I purchased an iPhone this past September, an iPhone SE to be exact. (Here’s the post, if you want some background.)
This past Tuesday, I went out with some girlfriends and all was good, until the ride home. Two of us were lucky enough to get a ride home. We made our first stop to drop off friend #1.
And that’s when it happened.
In transitioning from the back seat to the front passenger seat, I lost my phone. I realized it halfway between that parking lot and home. When I realized it was nowhere to be found (purse, pockets, floor) we pulled into the closest parking lot. Nothing.
My girlfriend was kind enough to drive back to the scene of the lost phone and there was no sign of it in that parking lot either.
What a great friend I have. I mean driving me halfway home, going back to the scene of my stupidity and then driving me home again. How nice!
On the drive back home, though subdued, I experienced a strange feeling: gratitude.
Yes, I was grateful.
I was grateful that I’d been smart enough to set my phone on "autolock" so that none of my personal data could be stolen, at least not immediately.
I was grateful that I had the money in the bank to go buy another one within a few days, making this loss nothing more than an inconvenience.

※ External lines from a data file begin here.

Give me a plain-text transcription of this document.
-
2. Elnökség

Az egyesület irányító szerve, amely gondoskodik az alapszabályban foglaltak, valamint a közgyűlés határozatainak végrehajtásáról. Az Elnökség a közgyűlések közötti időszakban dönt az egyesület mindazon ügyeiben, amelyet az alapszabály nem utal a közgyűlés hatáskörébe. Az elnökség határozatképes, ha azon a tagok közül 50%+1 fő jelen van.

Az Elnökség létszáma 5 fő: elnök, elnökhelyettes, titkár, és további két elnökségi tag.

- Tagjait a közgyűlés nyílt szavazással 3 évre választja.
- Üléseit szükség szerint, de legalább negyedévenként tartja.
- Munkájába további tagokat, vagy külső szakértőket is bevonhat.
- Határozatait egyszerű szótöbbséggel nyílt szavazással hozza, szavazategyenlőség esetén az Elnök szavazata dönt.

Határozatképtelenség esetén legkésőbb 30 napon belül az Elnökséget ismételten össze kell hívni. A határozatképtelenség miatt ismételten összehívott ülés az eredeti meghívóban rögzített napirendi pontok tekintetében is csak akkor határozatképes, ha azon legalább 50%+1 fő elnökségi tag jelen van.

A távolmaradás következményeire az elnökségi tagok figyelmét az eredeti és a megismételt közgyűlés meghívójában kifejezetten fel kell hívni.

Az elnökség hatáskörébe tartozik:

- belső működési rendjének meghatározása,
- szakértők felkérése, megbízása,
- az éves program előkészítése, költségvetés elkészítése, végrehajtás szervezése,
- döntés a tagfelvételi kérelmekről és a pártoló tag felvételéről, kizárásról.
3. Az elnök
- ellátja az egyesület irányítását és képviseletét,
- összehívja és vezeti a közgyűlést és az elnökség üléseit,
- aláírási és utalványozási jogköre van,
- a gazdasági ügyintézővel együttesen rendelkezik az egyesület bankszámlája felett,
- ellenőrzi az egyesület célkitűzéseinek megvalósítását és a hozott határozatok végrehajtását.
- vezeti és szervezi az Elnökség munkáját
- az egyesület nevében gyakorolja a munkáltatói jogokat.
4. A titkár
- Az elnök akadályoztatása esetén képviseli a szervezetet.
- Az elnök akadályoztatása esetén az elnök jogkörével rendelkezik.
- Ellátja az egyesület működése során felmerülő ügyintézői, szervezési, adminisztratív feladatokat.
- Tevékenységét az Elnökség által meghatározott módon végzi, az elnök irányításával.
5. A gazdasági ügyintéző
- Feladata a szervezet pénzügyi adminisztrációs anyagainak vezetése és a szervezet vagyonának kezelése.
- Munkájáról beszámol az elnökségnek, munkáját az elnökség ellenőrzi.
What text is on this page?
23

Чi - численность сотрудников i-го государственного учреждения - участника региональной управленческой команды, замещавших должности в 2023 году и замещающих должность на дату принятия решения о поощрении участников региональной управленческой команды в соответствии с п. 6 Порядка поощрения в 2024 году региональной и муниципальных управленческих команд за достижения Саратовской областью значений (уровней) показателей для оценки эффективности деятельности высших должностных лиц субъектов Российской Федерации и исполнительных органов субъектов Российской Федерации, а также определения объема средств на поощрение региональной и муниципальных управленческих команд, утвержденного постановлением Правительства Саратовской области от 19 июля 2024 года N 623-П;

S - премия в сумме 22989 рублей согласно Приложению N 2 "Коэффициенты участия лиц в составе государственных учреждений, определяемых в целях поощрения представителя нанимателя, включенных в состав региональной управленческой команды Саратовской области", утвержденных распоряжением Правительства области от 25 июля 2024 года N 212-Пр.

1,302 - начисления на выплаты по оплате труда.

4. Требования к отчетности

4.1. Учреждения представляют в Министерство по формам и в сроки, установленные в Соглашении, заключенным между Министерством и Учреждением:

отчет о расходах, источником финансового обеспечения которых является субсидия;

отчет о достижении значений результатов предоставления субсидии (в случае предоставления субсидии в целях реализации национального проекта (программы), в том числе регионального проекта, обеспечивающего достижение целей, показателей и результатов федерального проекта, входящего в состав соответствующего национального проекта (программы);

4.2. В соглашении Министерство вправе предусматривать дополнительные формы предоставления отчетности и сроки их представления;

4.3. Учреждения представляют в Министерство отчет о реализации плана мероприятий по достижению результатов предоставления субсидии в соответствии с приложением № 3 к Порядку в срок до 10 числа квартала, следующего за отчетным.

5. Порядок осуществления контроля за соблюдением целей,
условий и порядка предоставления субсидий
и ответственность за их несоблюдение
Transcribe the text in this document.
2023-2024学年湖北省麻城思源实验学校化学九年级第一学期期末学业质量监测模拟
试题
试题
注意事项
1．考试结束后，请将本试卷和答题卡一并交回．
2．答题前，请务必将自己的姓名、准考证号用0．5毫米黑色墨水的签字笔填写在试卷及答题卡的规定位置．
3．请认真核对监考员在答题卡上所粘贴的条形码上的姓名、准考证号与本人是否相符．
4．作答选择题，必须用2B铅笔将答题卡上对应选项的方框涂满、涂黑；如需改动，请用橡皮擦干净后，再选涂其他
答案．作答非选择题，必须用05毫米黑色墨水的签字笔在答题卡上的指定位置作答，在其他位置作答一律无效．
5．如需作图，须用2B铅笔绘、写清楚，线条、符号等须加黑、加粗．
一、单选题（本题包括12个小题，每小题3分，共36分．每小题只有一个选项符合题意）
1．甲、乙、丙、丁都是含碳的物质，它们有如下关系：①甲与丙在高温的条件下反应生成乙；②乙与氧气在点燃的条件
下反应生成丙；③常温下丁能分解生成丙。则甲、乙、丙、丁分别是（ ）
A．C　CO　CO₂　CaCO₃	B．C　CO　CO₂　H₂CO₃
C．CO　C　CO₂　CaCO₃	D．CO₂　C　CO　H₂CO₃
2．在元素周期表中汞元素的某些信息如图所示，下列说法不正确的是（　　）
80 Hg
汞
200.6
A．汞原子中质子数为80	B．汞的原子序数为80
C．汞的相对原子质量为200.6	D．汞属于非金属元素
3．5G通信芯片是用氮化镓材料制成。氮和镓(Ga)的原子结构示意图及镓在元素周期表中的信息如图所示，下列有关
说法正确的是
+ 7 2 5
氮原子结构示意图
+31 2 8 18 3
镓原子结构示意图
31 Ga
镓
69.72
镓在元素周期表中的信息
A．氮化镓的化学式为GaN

I was grateful that I had made a sensible purchase and had not spent as much money as I had initially wanted to (by buying the iPhone 7).
I was grateful for my friend’s willingness to help me out, an irritation on a weeknight, to be sure.
I was also grateful for my calmness. I was disappointed, but I felt my glass was more than half full in this situation.
The lost phone was:
- A disappointment, but not a disaster.
- An inconvenience, but not a significant impact on my life.
- An embarassment, but not a crisis.
I went home intent on addressing the immediate need to use the “Find My iPhone” app on our iPad to hopefully get the help of a good samaritan to get my device back. I remotely pinged the device it to alert someone of its location and displayed a number to call on the lock screen. Then I waited, convinced I should not get my hopes up.
Within fifteen minutes of getting home, my girlfriend texted that she’d found it—thanks to the better lighting her parking garage afforded her—and that she could return it the next day on her way to work.
I was elated. Not only did I get my phone back, but I also have a better appreciation for what it means to have “enough”, a topic I’ve tackled previously.
This moment helped crystalize my definition of "enough": having enough of a good thing when it comes to belongings, but still having the means to pick myself up if I lose something of value to me.
- Disappointment, but not worry
- A loss, but not a crisis
- Slight embarassment at the mishap, but no loss of composure
- Some regret at not having been more careful, but without the self-loathing
- Somewhat deflated, but with the satisfaction of knowing I haven’t overextended myself
I would say that the biggest lesson for me from this situation is that if I buy something that I find too expensive to replace if I were to lose it, break it or have it stolen, it’s a purchase that’s beyond my means. Enough for me means having everything we need and enough to address loss of any kind that’s part of “life happens”.
I appreciate this feeling. This situation was a blessing in disguise and I’m not likely to forget it for a long time to come. (Whether I’d found the phone or not, I already felt that way on the drive home.)
And to my girlfriend that evening, a big thank you for your generosity. You were calm and considerate and those are qualities that make me so thankful for our friendship of many years. I look forward to seeing you over the holidays and, be warned, you’re in for a great big HUG.
To you, dear F2P reader, if I were to wish you one thing this Holiday Season, it's this: to have enough or to discover what enough means to you.
And for those of you who made it to the end of this post, the iPhone was just the most memorable of many mishaps over the past 48hrs:
I needed a ride back home that night because as I got ready to leave for the event, started the car and cleared off the snow, the left windshield wiper on my car broke off. I was lucky enough to get a ride to the event and a ride home. How lucky to have had both, and from two different people!
But wait…there’s more.
Yesterday, the day after the get together, as I was driving to my hair dresser’s shop, my windshield cracked right before my eyes. In five places, originating from the middle of the base, up and to each side, and nothing had touched it that I could see or hear. Bizarre!
I felt grateful that this was, again, only an inconvenience. And today I called the autoglass repair shop and they will take the car in early this afternoon and have it ready by closing time or, at worse, first thing tomorrow. I thought I was going to have to wait until after Christmas for a replacement and drive worried that it would get worse, making the car unsafe to drive to all our family gatherings.
It’s truly a magical Holiday time for the F2P clan this year. The cost of everything that’s happened (so far)? $251.00. The resulting experiences? Priceless. (Take that MasterCard commercials.)